City stepped out to host

Ed Farrell recalls tying the NCAA title-game bid to a stadium in the planning stages.

It was an ambitious idea, bringing the NCAA Division I football championship game to Chattanooga.

The city never had hosted such an event, and at the time former University of Tennessee at Chattanooga athletic director Ed Farrell conceived of the idea, in 1995, the facility that was to host the game, Finley Stadium, wasn't even built.

"I don't really know that there was any bolt of lightning that lit me up," Farrell said of the idea to bid for the game. "I guess it just struck me as something we ought to try to do with the stadium. It was out there and I thought, why not us?"

After 13 years of hosting the game, Chattanooga now is having to fight to keep it. Chattanooga and Frisco, Texas, a Dallas suburb, are the two finalists to host the 2010-12 championships. They will make their presentations to the NCAA on Thursday in Indianapolis, and the NCAA is expected to announce its decision Friday.

Before its arrival in Chattanooga, the championship game was played at Marshall University in Huntington, W.Va. -- Marshall played in it four of the five years it was the host -- but the Thundering Herd were moving up to Division I-A (now called the Football Bowl Subdivision).

That left the game without a home and created an opportunity for Chattanooga. Farrell was on the board of the Greater Chattanooga Sports & Events Committee and pitched the idea to his colleagues.

"There were people in that group that were ambitious about Chattanooga and the kind of city it was," he said. "I don't think it was a hard sell at all, really."

After the Sports Committee decided that the game was worth pursuing, Farrell, Merrill Eckstein, Gordon Davenport and George Ross, then UTC's vice chancellor, flew to Huntington for the 1995 championship game.

Eckstein, who was president of the Sports Committee at the time and now is the Finley Stadium executive director, said they came back excited about the possibility of bringing the game to Chattanooga. In February 1996, local officials attended the NCAA Football Championship Committee's postseason meeting in Florida and made their presentation.

"We really went out on a limb concerning community support, because we were just convinced that the community would support the game, but really we had no evidence of it," said Rickie Pierce, vice president of the Stadium Corp. board, who made the trip.

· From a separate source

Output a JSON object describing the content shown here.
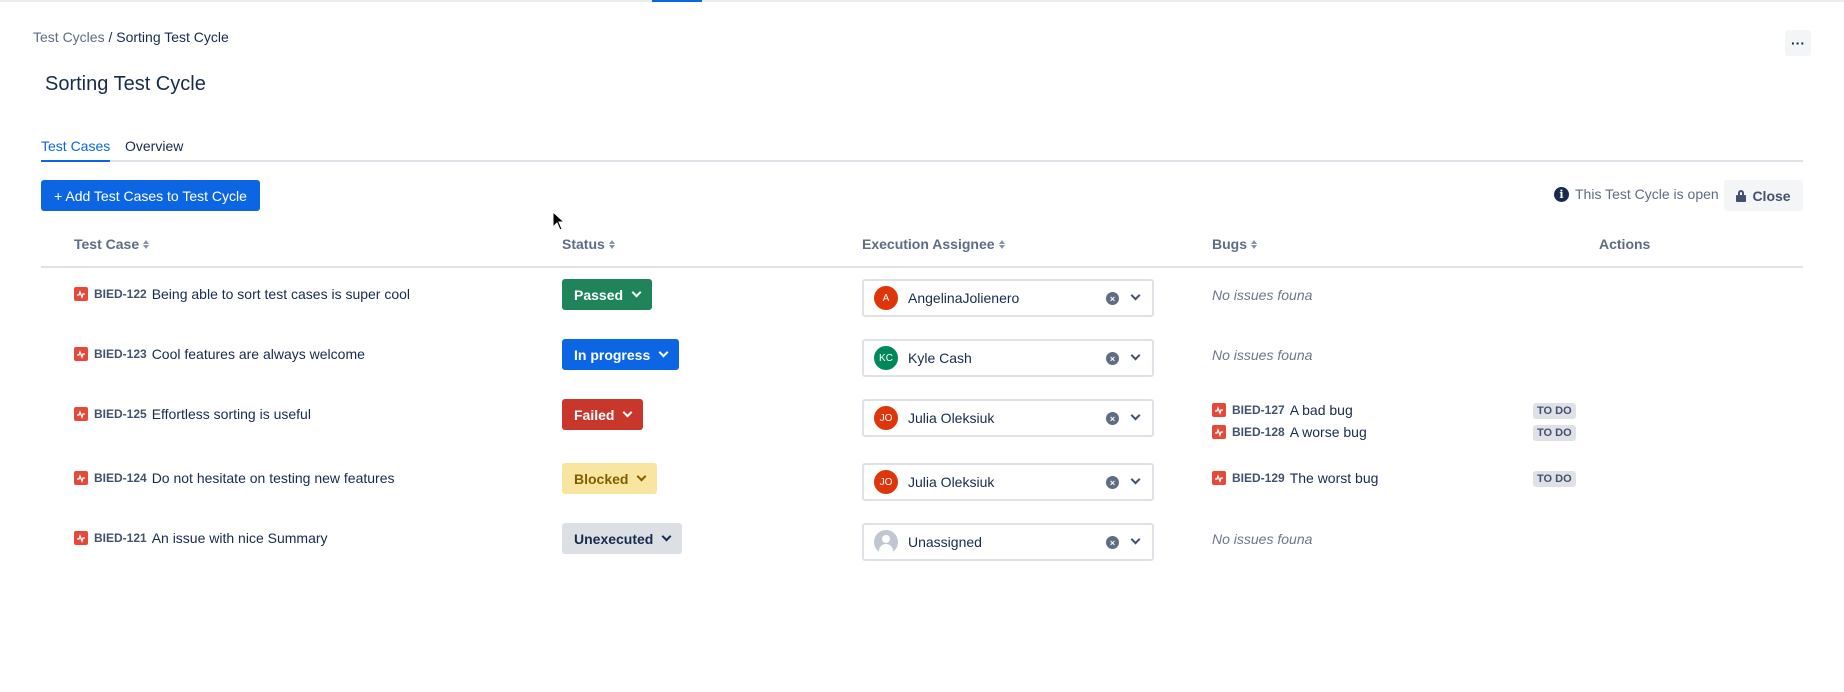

Chattanooga was awarded the game -- there were no other bidders, Eckstein said -- but there were some stipulations since construction of Finley Stadium had not yet begun.

According to Eckstein, the NCAA said construction had to begin by the fall of 1996, the project had to be halfway finished by the beginning of April 1997 and UTC had to play at least one game in the stadium before the 1997 national championship game.

The stadium was completed on time, an announced crowd of 14,771 attended the first championship game (Youngstown State beat McNeese State 10-9) and the game has been a big event in Chattanooga ever since.

Asked if he feels a sense of pride every year when the game is played, Farrell, who resigned as athletic director in December 1996, had a low-key response.

"Quietly," he said softly. "Just quietly up here on Signal Mountain."

Farrell said he doesn't attend the game, but he follows it closely. He said he hopes the game remains in Chattanooga and that one day UTC will play for a national championship in its home stadium.

"Can you imagine the Mocs playing in the game here in Chattanooga?" he said, his voice rising. "I would make that one."